Ibu hamil biasanya akan mengalami kram perut namun dan dianggap sebagai hal yang sangat wajar. Namun jika kram perut muncul secara terus menerus dan menyebabkan sakit serta gejala lain seperti demam, menggigil, dan suhu tubuh terus meningkat maka kram ini bisa menjadi pertanda dari kehamilan ektopik. Kehamilan ektopik bisa menyebabkan kondisi yang sangat serius karena sel telur bisa pecah, merusak tuba falopi dan penyebaran infeksi ke semua bagian tubuh. Kondisi ini bisa menyebabkan kematian untuk ibu hamil. Kram perut yang bermasalah sangat jelas bedanya dengan tanda-tanda melahirkan dalam waktu dekat. 
 
10. Diabetes (Kadar Gula Darah Tinggi)
 
Ibu hamil juga sangat rentan terkena diabetes yaitu jenis diabetes gestasional terutama ibu hamil yang mengalami obesitas.
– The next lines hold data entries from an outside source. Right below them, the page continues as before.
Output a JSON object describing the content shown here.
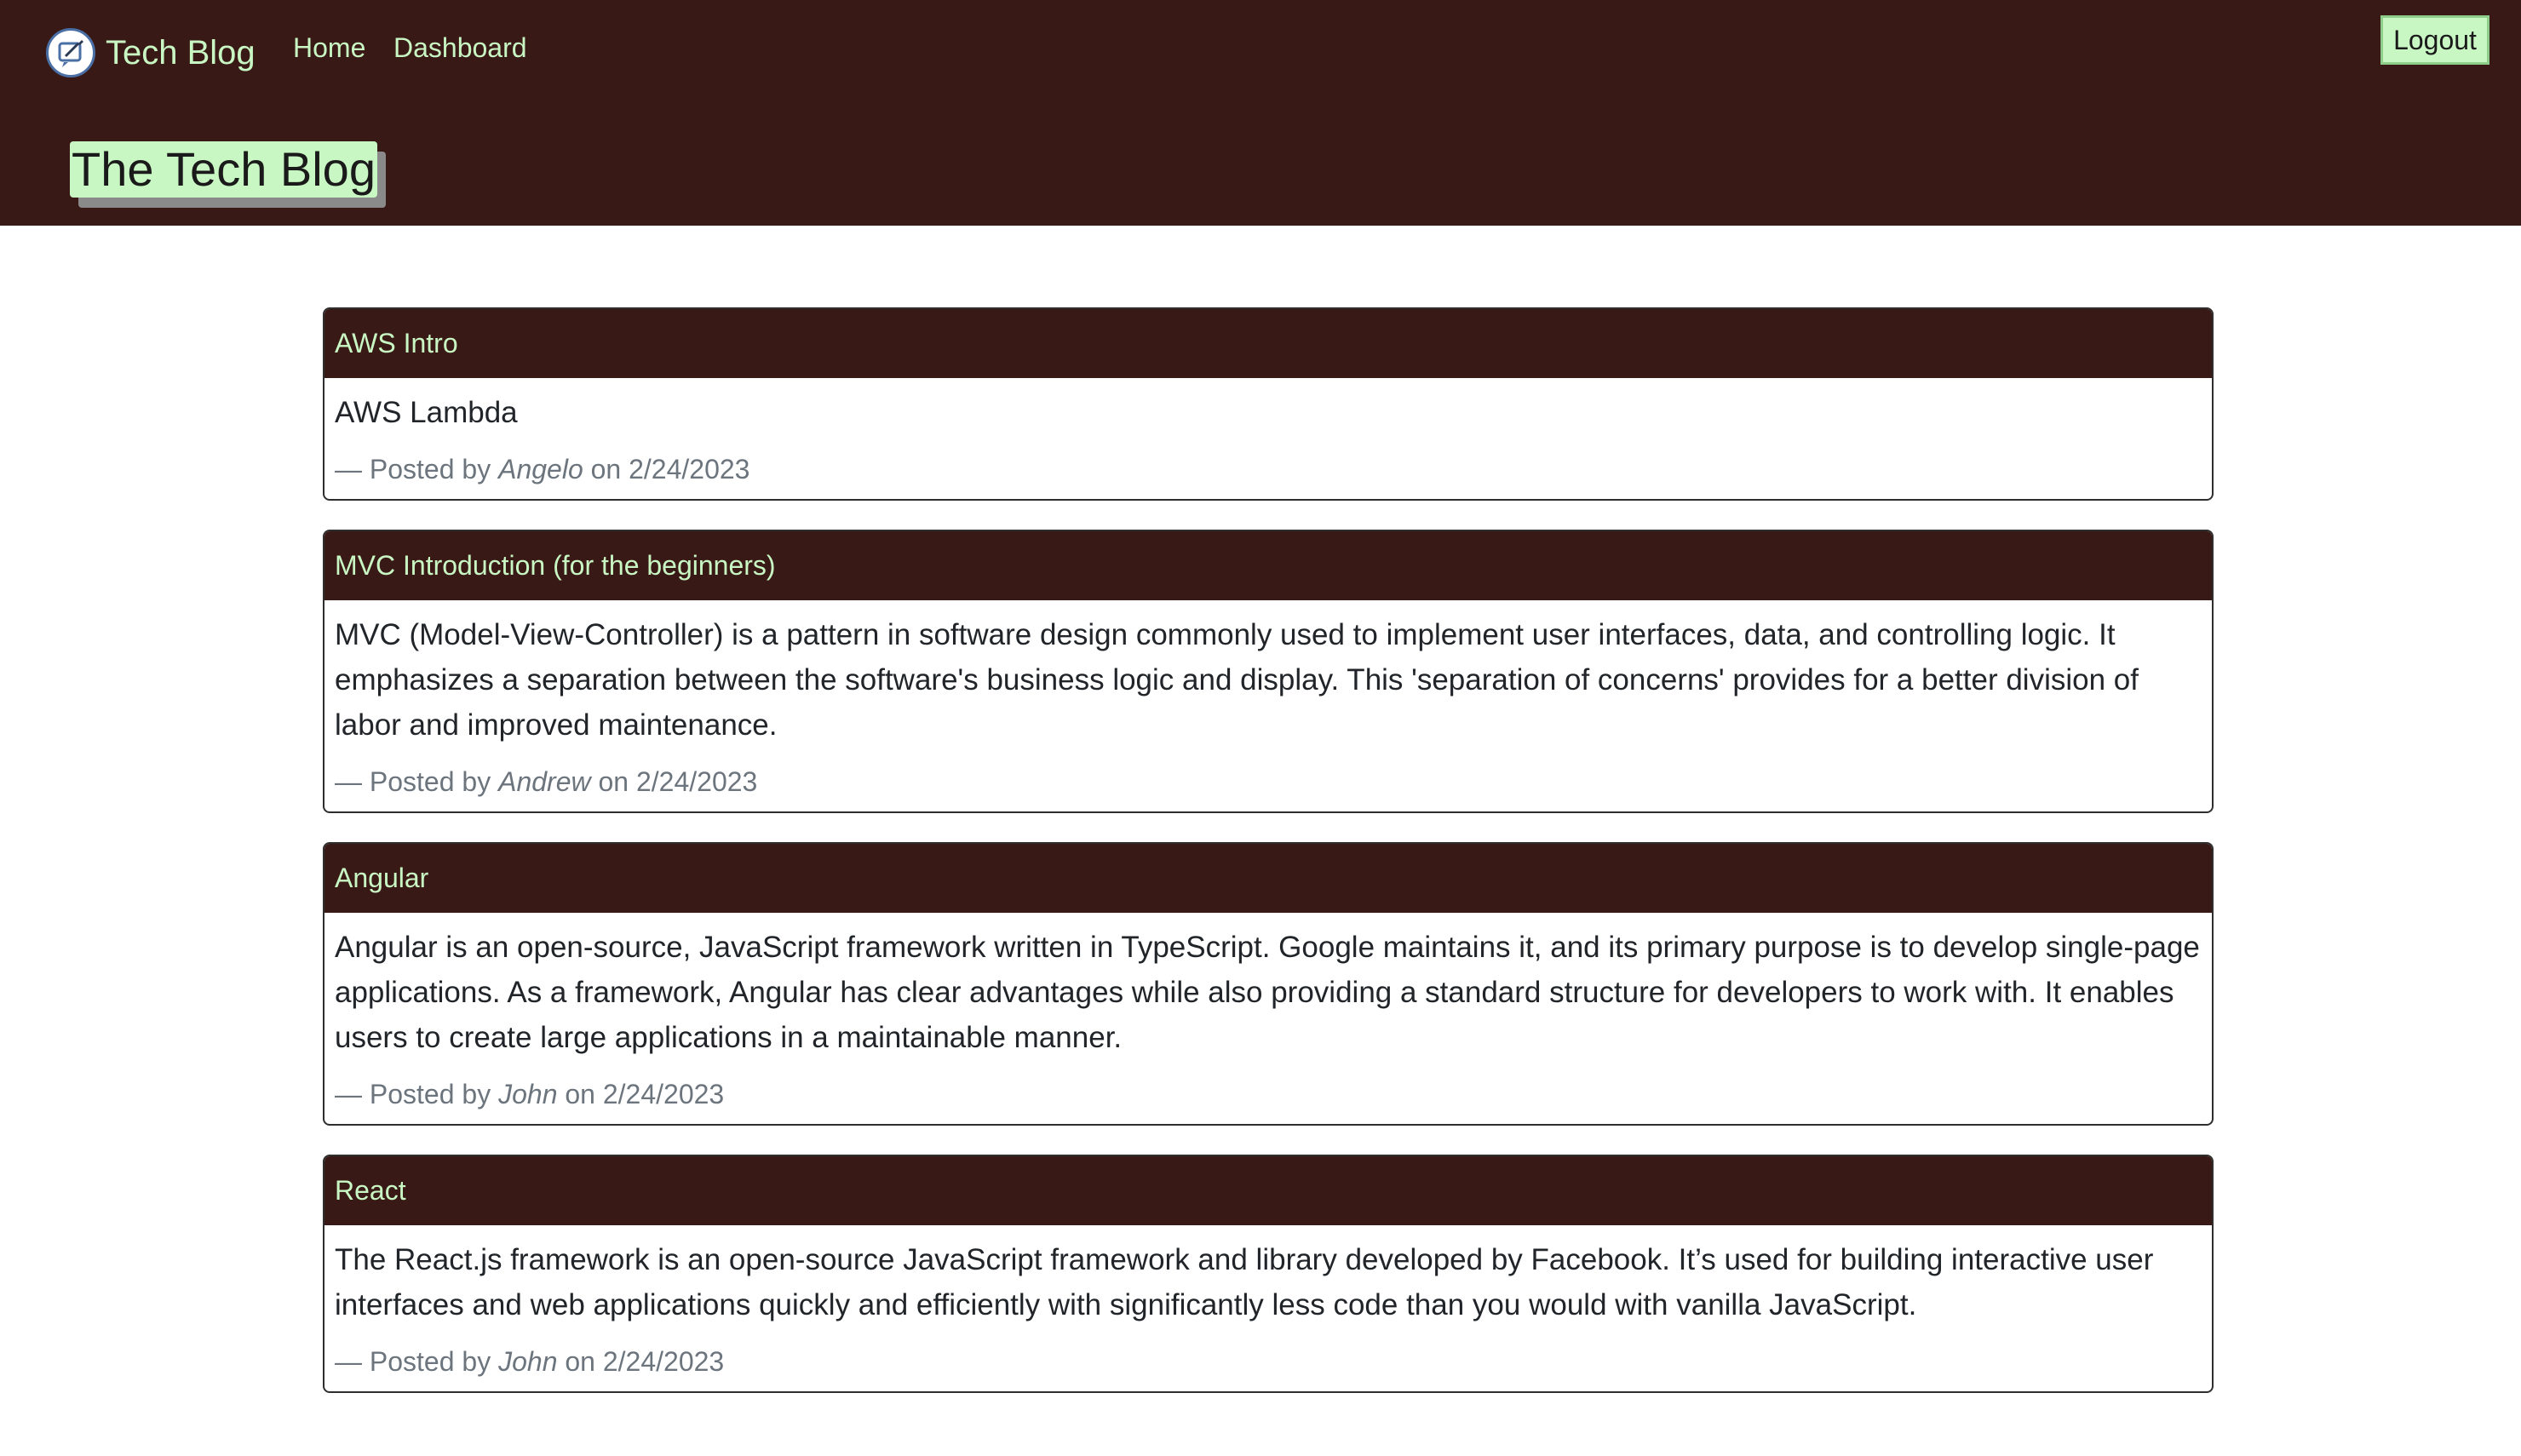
{
  "nav": {
    "brand": "Tech Blog",
    "links": [
      "Home",
      "Dashboard"
    ],
    "logout_label": "Logout",
    "logo_icon": "blog-logo-icon"
  },
  "hero": {
    "title": "The Tech Blog"
  },
  "byline": {
    "prefix": "— Posted by",
    "on": "on"
  },
  "posts": [
    {
      "title": "AWS Intro",
      "content": "AWS Lambda",
      "author": "Angelo",
      "date": "2/24/2023"
    },
    {
      "title": "MVC Introduction (for the beginners)",
      "content": "MVC (Model-View-Controller) is a pattern in software design commonly used to implement user interfaces, data, and controlling logic. It emphasizes a separation between the software's business logic and display. This 'separation of concerns' provides for a better division of labor and improved maintenance.",
      "author": "Andrew",
      "date": "2/24/2023"
    },
    {
      "title": "Angular",
      "content": "Angular is an open-source, JavaScript framework written in TypeScript. Google maintains it, and its primary purpose is to develop single-page applications. As a framework, Angular has clear advantages while also providing a standard structure for developers to work with. It enables users to create large applications in a maintainable manner.",
      "author": "John",
      "date": "2/24/2023"
    },
    {
      "title": "React",
      "content": "The React.js framework is an open-source JavaScript framework and library developed by Facebook. It’s used for building interactive user interfaces and web applications quickly and efficiently with significantly less code than you would with vanilla JavaScript.",
      "author": "John",
      "date": "2/24/2023"
    }
  ],
  "colors": {
    "header_bg": "#391915",
    "accent": "#c9f7c4"
  }
}
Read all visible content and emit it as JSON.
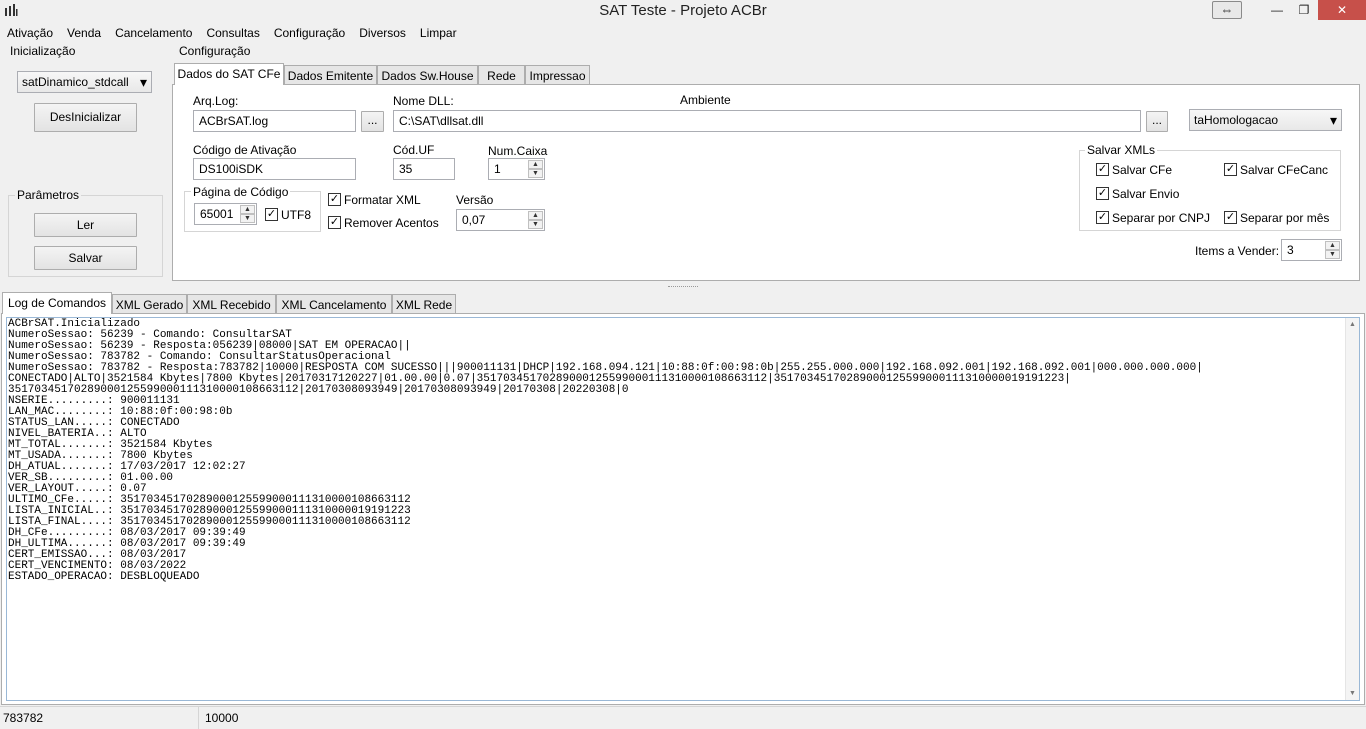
{
  "window": {
    "title": "SAT Teste - Projeto ACBr"
  },
  "menu": [
    "Ativação",
    "Venda",
    "Cancelamento",
    "Consultas",
    "Configuração",
    "Diversos",
    "Limpar"
  ],
  "inicializacao": {
    "label": "Inicialização",
    "model_select": "satDinamico_stdcall",
    "deinit_button": "DesInicializar"
  },
  "parametros": {
    "label": "Parâmetros",
    "read_button": "Ler",
    "save_button": "Salvar"
  },
  "configuracao": {
    "label": "Configuração",
    "tabs": [
      "Dados do SAT CFe",
      "Dados Emitente",
      "Dados Sw.House",
      "Rede",
      "Impressao"
    ],
    "arqlog_label": "Arq.Log:",
    "arqlog_value": "ACBrSAT.log",
    "browse_label": "...",
    "nomedll_label": "Nome DLL:",
    "nomedll_value": "C:\\SAT\\dllsat.dll",
    "ambiente_label": "Ambiente",
    "ambiente_value": "taHomologacao",
    "codativ_label": "Código de Ativação",
    "codativ_value": "DS100iSDK",
    "coduf_label": "Cód.UF",
    "coduf_value": "35",
    "numcaixa_label": "Num.Caixa",
    "numcaixa_value": "1",
    "paginacod_label": "Página de Código",
    "paginacod_value": "65001",
    "utf8_label": "UTF8",
    "formatar_label": "Formatar XML",
    "remover_label": "Remover Acentos",
    "versao_label": "Versão",
    "versao_value": "0,07",
    "salvarxml_label": "Salvar XMLs",
    "salvar_cfe": "Salvar CFe",
    "salvar_cfecanc": "Salvar CFeCanc",
    "salvar_envio": "Salvar Envio",
    "separar_cnpj": "Separar por CNPJ",
    "separar_mes": "Separar por mês",
    "items_label": "Items a Vender:",
    "items_value": "3",
    "check_mark": "✓"
  },
  "log_tabs": [
    "Log de Comandos",
    "XML Gerado",
    "XML Recebido",
    "XML Cancelamento",
    "XML Rede"
  ],
  "log_text": "ACBrSAT.Inicializado\nNumeroSessao: 56239 - Comando: ConsultarSAT\nNumeroSessao: 56239 - Resposta:056239|08000|SAT EM OPERACAO||\nNumeroSessao: 783782 - Comando: ConsultarStatusOperacional\nNumeroSessao: 783782 - Resposta:783782|10000|RESPOSTA COM SUCESSO|||900011131|DHCP|192.168.094.121|10:88:0f:00:98:0b|255.255.000.000|192.168.092.001|192.168.092.001|000.000.000.000|\nCONECTADO|ALTO|3521584 Kbytes|7800 Kbytes|20170317120227|01.00.00|0.07|35170345170289000125599000111310000108663112|35170345170289000125599000111310000019191223|\n35170345170289000125599000111310000108663112|20170308093949|20170308093949|20170308|20220308|0\nNSERIE.........: 900011131\nLAN_MAC........: 10:88:0f:00:98:0b\nSTATUS_LAN.....: CONECTADO\nNIVEL_BATERIA..: ALTO\nMT_TOTAL.......: 3521584 Kbytes\nMT_USADA.......: 7800 Kbytes\nDH_ATUAL.......: 17/03/2017 12:02:27\nVER_SB.........: 01.00.00\nVER_LAYOUT.....: 0.07\nULTIMO_CFe.....: 35170345170289000125599000111310000108663112\nLISTA_INICIAL..: 35170345170289000125599000111310000019191223\nLISTA_FINAL....: 35170345170289000125599000111310000108663112\nDH_CFe.........: 08/03/2017 09:39:49\nDH_ULTIMA......: 08/03/2017 09:39:49\nCERT_EMISSAO...: 08/03/2017\nCERT_VENCIMENTO: 08/03/2022\nESTADO_OPERACAO: DESBLOQUEADO",
  "status": {
    "left": "783782",
    "right": "10000"
  },
  "icons": {
    "up": "▲",
    "down": "▼",
    "dropdown": "▾",
    "minimize": "—",
    "maximize": "❐",
    "close": "✕",
    "restore_ext": "⇔"
  }
}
Bahaya obesitas pada ibu hamil harus diwaspadai. Ini merupakan diabetes yang khusus menyerang ibu hamil. Kadar gula darah berlebihan bisa menyebabkan ibu hamil mengalami komplikasi kehamilan yang serius termasuk semua bahaya diabetes saat hamil. Bahkan kehamilan bisa menyebabkan resiko untuk bayi seperti bayi yang terlahir dengan ukuran yang besar dan resiko diabetes untuk bayi. Bahkan ibu hamil yang mengalami diabetes gestasional pada masa kehamilan bisa terkena diabetes tipe 2 setelah melahirkan.
 
11. Cairan Ketuban Terlalu Sedikit (Oligohidramnion)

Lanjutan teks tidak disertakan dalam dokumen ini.